(1p. 103-105).

XXXIV

Décembre 1842.

Il y a longtemps que je veux vous écrire. Mes nuits se passent à faire de la prose pour la postérité ; c’est que je n’étais content ni de vous, ni de moi, ce qui est plus extraordinaire. Je me trouve aujourd’hui plus indulgent. J’ai entendu ce soir madame Persiani, qui m’a raccommodé avec la nature humaine. Si j’étais comme le roi Saül, je la prendrais en place d’un David. On me dit que M. de Pongerville, l’académicien, va mourir : cela me désole, car je ne le remplacerai pas, et je voudrais qu’il attendît jusqu’à ce que mon temps fût venu. Ce Pongerville-là a traduit en vers un poëte latin nommé Lucrèce, lequel mourut à quarante-trois ans pour avoir pris un philtre à l’effet de se faire aimer ou de se rendre aimable. Mais, auparavant, il avait fait un grand poëme sur la Nature des choses, poëme athée, impie, abominable, etc.

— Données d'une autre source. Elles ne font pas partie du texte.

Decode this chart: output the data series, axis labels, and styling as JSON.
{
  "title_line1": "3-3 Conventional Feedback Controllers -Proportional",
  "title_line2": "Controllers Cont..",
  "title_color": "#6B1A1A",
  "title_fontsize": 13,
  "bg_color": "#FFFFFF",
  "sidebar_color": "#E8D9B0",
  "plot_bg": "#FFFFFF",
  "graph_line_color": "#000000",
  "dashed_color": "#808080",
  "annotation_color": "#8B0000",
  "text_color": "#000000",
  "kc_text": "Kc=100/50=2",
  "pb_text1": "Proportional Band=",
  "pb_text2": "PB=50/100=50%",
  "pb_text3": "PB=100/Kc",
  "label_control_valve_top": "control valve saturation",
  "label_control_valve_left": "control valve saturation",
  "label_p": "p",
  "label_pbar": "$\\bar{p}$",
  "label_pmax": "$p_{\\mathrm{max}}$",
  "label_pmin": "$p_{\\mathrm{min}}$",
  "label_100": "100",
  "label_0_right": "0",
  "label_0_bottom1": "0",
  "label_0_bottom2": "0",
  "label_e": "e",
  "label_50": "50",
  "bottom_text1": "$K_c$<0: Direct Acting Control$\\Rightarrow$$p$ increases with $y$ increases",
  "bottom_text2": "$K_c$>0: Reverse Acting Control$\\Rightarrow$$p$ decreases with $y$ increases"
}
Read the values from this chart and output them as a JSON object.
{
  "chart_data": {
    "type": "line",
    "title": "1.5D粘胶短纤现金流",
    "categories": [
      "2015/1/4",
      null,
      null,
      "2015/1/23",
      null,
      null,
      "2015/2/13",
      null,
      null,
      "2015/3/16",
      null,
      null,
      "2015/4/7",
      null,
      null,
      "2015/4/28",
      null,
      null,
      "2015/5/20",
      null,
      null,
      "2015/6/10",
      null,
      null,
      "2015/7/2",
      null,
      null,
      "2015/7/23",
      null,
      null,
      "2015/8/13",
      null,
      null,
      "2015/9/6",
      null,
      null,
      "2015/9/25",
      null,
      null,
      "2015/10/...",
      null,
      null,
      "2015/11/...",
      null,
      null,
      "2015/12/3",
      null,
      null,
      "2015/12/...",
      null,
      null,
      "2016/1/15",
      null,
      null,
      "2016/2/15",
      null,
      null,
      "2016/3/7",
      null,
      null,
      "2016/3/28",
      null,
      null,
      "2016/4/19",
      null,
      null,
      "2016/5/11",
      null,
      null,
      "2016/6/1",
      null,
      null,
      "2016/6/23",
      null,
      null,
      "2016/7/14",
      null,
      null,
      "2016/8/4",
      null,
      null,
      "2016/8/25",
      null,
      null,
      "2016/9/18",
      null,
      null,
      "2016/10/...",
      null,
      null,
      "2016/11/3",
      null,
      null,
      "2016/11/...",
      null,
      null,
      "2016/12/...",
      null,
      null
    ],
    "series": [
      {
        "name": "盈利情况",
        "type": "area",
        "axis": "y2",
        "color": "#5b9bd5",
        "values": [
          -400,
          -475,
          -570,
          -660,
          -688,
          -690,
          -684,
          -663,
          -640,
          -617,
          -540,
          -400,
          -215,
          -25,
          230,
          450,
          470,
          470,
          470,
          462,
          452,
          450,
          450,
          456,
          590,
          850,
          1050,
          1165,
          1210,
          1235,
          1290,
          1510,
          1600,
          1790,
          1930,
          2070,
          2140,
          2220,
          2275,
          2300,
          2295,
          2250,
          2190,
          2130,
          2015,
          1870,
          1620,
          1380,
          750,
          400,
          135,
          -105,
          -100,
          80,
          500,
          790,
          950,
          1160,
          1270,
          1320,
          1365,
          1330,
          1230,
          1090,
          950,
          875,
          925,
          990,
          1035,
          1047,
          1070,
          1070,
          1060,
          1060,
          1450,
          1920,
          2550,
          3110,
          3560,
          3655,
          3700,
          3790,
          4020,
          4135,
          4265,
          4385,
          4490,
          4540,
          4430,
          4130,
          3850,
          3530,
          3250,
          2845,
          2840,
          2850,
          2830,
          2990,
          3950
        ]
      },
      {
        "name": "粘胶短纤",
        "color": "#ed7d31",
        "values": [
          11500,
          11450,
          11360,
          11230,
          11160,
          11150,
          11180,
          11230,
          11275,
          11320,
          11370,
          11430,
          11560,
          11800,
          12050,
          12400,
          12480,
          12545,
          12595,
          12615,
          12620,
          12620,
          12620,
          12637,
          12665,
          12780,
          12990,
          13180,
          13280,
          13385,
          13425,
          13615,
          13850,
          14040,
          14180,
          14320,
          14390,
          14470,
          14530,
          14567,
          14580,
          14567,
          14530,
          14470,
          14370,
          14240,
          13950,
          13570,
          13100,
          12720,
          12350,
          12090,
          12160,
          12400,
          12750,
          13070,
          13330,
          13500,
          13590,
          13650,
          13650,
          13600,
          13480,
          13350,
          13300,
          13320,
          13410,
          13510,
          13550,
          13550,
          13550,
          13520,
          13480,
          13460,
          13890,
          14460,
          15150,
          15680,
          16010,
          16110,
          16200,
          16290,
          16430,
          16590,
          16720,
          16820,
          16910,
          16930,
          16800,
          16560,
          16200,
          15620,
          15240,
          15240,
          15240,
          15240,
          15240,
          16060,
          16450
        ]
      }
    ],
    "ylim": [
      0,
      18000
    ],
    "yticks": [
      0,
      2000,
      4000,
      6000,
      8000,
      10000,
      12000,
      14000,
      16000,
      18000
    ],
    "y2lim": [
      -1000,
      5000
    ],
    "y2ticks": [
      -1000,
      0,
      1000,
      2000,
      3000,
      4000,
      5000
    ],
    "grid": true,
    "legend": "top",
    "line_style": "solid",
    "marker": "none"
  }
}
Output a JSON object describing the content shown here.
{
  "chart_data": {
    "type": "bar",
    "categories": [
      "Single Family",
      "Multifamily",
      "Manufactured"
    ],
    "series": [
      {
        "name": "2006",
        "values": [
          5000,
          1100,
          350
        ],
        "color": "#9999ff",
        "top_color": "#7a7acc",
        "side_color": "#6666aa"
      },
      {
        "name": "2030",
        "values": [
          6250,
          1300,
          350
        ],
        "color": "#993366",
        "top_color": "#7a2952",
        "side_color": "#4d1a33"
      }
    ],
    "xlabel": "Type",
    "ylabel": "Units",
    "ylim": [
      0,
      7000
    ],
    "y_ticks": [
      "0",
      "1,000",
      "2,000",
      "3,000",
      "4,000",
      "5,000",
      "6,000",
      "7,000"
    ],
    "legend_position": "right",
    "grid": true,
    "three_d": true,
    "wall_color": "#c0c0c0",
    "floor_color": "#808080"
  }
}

La santé de M. de Pongerville me tracasse plus que de droit, et puis je vais être obligé de me lever à dix heures après-demain pour les ennuis du jour de l’an. Comment tout le monde ne s’entend-il pas pour voyager ou aller à tous les diables, ce jour-là ? J’ai encore d’autres ennuis qui vous feraient rire et que je ne vous dirai pas. Savez-vous que, si nous continuons à nous écrire sur ce ton d’aimable confiance, chacun gardant pour soi ses pensées secrètes, nous n’avons qu’une ressource, c’est de soigner notre style, puis de publier un jour notre correspondance, comme on a fait pour celle de Voiture et de Balzac ? Vous avez surtout une manière de considérer comme non avenues les choses dont vous ne voulez pas parler qui fait le plus grand honneur à votre diplomatie. Il me semble que vous embellissez. Cela me paraissait impossible, car la mer ne peut acquérir de nouvelles eaux. Cela prouve que ce que vous perdez d’un côté, vous le gagnez de l’autre. On embellit quand on se porte bien ; on se porte bien quand on a un mauvais cœur et un bon estomac. Mangez-vous toujours des gâteaux ?

Adieu ; je vous souhaite une bonne fin d’année et un bon commencement de l’autre. Vos amis useront vos joues ce jour-là. Lorsque j’aurai fini la prose dont je vous parlais tout à l’heure, j’irai pour ma peine passer une dizaine de jours à Londres. Ce sera vers Pâques.